Trata-se do leading case ( RE 781.926/GO), que se encontrava aguardando julgamento, em regime de repercussão geral, há cerca de uma década, no qual se discute a possibilidade da tomada de crédito do ICMS, por parte das distribuidoras de combustíveis, em relação às operações de aquisição de biocombustíveis (etanol anidro combustível – EAC e biodiesel – B100), supostamente submetidas ao regime do diferimento.
Na operação de aquisição com diferimento, em que há substituição tributária para trás, a jurisprudência do STF sempre vedou a possibilidade de crédito. No julgamento do Tema 694, por unanimidade, os Ministros mantiveram esse entendimento, de acordo com o voto vencedor, proferido pelo Ministro relator Dias Toffoli.
Como não há exigibilidade do ICMS nas operações com substituição tributária para trás (diferimento), o fenômeno social descrito no antecedente da regra-matriz do crédito não se concretiza, ou seja, a hipótese normativa do direito ao crédito não ocorre e, por implicação lógica, essas operações com diferimento não geram créditos para as operações subsequentes.

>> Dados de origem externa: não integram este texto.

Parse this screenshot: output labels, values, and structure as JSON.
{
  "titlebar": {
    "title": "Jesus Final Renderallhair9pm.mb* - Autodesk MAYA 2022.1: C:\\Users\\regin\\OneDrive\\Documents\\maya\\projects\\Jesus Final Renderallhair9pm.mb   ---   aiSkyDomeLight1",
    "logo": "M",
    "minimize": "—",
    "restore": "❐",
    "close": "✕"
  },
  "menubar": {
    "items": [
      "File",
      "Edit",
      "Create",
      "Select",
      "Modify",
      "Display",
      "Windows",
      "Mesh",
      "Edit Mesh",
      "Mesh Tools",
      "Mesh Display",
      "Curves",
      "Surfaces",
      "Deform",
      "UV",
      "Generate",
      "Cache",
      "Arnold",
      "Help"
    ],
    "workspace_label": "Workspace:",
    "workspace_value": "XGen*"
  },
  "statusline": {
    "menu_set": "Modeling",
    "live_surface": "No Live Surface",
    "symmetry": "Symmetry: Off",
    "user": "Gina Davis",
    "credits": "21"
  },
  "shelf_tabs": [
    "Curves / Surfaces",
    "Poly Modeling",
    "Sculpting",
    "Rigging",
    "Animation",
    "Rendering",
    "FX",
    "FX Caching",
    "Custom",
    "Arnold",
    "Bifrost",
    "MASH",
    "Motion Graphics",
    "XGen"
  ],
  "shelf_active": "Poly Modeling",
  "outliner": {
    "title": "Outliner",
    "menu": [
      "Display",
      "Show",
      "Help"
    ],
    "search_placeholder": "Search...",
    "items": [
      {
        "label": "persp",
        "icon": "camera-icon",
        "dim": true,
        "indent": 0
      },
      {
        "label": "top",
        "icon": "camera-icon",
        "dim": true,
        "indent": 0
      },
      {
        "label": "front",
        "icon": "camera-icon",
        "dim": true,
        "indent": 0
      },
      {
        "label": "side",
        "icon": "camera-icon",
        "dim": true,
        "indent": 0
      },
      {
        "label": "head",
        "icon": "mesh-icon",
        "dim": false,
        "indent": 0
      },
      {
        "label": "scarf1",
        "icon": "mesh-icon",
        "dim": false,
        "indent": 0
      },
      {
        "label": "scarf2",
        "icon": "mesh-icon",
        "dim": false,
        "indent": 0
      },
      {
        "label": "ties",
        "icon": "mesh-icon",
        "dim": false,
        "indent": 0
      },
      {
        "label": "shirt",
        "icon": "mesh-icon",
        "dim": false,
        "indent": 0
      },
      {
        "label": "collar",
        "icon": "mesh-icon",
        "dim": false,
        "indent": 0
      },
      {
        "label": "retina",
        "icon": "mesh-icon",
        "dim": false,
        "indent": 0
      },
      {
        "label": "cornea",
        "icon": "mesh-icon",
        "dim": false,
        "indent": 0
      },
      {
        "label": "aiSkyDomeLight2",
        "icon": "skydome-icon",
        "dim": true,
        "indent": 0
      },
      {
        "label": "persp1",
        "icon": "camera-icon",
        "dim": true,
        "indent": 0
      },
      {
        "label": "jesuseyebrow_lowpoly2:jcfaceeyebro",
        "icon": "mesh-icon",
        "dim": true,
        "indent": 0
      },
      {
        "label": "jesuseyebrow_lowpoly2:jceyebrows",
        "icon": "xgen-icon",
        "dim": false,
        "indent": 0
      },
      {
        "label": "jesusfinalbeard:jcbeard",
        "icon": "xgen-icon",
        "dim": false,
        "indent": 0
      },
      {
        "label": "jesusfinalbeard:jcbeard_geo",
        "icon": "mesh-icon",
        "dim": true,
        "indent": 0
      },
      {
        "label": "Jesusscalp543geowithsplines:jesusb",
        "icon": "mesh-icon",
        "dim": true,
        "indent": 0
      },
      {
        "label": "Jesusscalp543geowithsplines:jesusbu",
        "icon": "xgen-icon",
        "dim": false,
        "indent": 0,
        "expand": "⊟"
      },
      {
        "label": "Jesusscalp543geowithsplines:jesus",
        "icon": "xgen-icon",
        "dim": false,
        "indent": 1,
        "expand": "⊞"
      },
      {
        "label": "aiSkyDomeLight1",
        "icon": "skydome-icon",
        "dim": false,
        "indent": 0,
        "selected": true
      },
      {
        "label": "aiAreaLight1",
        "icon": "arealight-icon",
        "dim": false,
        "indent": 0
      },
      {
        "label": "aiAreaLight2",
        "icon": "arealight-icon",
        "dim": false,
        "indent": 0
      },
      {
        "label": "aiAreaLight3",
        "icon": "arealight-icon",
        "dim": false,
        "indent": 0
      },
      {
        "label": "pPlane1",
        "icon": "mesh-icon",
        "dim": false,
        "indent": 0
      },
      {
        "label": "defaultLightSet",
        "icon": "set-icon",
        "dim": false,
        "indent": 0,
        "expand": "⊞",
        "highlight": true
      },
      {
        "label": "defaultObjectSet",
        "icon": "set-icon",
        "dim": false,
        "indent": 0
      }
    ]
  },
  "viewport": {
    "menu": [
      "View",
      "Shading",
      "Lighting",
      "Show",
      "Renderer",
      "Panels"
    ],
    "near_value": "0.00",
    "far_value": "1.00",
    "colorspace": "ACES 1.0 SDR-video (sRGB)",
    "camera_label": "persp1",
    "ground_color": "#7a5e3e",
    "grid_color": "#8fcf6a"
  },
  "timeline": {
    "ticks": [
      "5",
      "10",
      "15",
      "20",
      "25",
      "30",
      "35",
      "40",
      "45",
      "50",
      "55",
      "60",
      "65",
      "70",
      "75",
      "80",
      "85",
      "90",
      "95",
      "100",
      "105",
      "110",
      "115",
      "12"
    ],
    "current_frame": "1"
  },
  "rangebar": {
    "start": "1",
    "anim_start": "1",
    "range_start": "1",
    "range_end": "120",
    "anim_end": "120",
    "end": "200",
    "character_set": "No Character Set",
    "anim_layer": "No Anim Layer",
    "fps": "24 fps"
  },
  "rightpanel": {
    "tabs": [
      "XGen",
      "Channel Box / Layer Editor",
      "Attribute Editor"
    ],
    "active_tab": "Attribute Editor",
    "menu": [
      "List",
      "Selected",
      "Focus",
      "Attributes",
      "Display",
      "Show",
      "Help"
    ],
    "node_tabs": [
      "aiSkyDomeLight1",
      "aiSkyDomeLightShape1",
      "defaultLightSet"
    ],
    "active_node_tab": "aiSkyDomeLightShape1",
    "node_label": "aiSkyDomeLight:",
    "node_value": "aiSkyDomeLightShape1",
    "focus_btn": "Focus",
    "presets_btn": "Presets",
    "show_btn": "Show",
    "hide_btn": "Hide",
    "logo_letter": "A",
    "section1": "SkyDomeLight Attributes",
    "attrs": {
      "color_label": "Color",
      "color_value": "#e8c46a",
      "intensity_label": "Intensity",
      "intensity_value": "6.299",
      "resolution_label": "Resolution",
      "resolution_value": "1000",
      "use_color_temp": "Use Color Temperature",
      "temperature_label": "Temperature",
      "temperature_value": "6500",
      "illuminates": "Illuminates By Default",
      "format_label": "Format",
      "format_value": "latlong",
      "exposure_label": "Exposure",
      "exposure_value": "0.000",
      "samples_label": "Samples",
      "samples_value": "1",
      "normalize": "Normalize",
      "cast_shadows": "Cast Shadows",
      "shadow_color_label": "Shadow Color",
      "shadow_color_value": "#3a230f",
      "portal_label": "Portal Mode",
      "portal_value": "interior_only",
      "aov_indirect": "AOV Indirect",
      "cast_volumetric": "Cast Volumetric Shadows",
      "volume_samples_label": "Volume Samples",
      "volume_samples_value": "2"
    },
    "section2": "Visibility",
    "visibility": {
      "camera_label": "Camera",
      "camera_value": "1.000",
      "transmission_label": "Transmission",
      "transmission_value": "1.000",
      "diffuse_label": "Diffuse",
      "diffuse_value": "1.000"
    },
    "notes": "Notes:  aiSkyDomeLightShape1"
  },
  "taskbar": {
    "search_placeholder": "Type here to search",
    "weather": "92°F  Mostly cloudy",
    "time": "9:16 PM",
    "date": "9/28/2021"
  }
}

Todavia, esse regime de diferimento não ocorre na operação de saída dos produtores de biocombustíveis para distribuidoras de combustíveis. Ambos são substituídos pelo importador do combustível ou pela refinaria de petróleo, que ficam responsáveis pelo recolhimento do ICMS, de toda a cadeia, inclusive o imposto devido sobre os bicombustíveis, antecipadamente, por meio da substituição tributária para frente, prevista no § 7º do art. 150 da Constituição e na LC 87/1996.
Por conseguinte, o Ministro André Mendonça, após o seu pedido de vistas, identificou o error in judicando ao constatar que a realidade empírica que ocorre na aquisição de biocombustíveis é o regime de substituição tributária progressiva.
Eis alguns trechos do voto-vista do Ministro André Mendonça:
“27. Por brevidade, recorro à didática explanação de Antônio Alcoforado em comentário específico sobre o corrente tema da repercussão geral:
“Convém assinalar que há previsão, no Convênio ICMS 110/2007 e nas legislações dos Estados-Membros e do DF, da suspensão ou do diferimento do ICMS incidente nas operações de saída do importador ou do produtor do EAC ou do B100 para as distribuidoras de combustíveis. Todavia, quando se analisa a fenomenologia da tributação dos combustíveis, percebe-se que a operação de aquisição de biocombustíveis não se sujeita ao diferimento, mas a substituição tributária para frente.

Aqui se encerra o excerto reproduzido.